@bloodline
No, I separate out the NATAMI because unlike the MiniMIG and the CloneA, the motivation behind it don't make any sense, or at least seem very unrealistic!
The motivation is making something cool and selling it to a few like-minded people who won't be able to build one themselves. I don't understand why you think there's a difference between the motivation behind the MiniMig and that behind the NatAmi. The CloneA *is* different - Jens wants to basically clone the old Amiga chips and sell them by the million. Dennis and Thomas are doing it for fun. Don't be misled by them wanting to make a few bucks on the side, I never got the impression from them that they're out to do anything other than inject a bit of life back into the Amiga hobby.
Every extra feature takes time and silicon away from debugging the standard AGA features... Plus somethings I have read about the "Super" features would be incompatible by design... anyway that isn't the point, why bother with these new features, no existing software can use them!
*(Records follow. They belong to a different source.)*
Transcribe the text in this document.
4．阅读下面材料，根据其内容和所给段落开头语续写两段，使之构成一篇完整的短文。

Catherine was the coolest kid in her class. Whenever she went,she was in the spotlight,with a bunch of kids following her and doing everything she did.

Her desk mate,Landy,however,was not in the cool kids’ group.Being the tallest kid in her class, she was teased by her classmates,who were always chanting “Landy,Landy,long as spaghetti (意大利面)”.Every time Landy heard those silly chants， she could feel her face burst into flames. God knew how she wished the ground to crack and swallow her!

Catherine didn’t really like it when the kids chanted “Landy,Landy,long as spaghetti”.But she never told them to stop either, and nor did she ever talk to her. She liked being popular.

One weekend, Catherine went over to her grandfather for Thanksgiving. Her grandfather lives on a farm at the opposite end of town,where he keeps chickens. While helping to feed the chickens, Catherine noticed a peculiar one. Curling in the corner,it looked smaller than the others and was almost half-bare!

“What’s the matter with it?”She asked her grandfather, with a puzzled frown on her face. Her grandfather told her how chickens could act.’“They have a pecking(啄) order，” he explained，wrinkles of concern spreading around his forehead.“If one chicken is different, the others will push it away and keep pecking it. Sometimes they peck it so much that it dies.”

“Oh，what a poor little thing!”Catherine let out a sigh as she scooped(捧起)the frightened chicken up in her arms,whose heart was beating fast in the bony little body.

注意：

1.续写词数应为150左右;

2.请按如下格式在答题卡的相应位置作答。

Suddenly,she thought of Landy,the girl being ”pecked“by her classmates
According to Gunnar, the "super" features have been designed to be backwards compatible. Presumably they did this the same way you can add A1200 style clock ports in a compatible manner to a C64, ie by using memory addresses tagged as "future expansion" in the hardware docs. Since CBM's no more, it's safe to use those. I agree that no existing software makes use of the new features, but again I point you at the C64. There's a very cool game called "metal dust", that won't run on a stock C64 - it requires a SuperCPU expansion that was released after CBM went under. The SuperCPU is an accelerator that adds a new, partially incompatible CPU (undocumented opcodes don't work and it's not cycle exact) to a C64, so it's a significant hardware change. People will write new software for an old platform.
I don't care how well it works, I just don't understand the project motivations or perhaps really I don't understand what benefits this has over MiniMIG and CloneA as a commercial product... but I can see disadvantages...
You see the NatAmi as a commercial project that follows the normal rules of business, and it that sense it's insane. But then again, the MiniMig is also insane from a commercial point of view. How many have been sold so far? I'd be very surprised if the total number of units "out there" breaks three digits. Think of the NatAmi as the A4000 to the MiniMig's A500 and it will make a lot more sense.
I can understand your confusion though, there are a few posters here, at aw.net and at natami.net who are making some pretty outrageous claims about what the hardware can and can't do. The NatAmi team consists of two people right now: Thomas and Gunnar, and their claims are a lot more scaled back. Anything said by anyone else is probably suspect.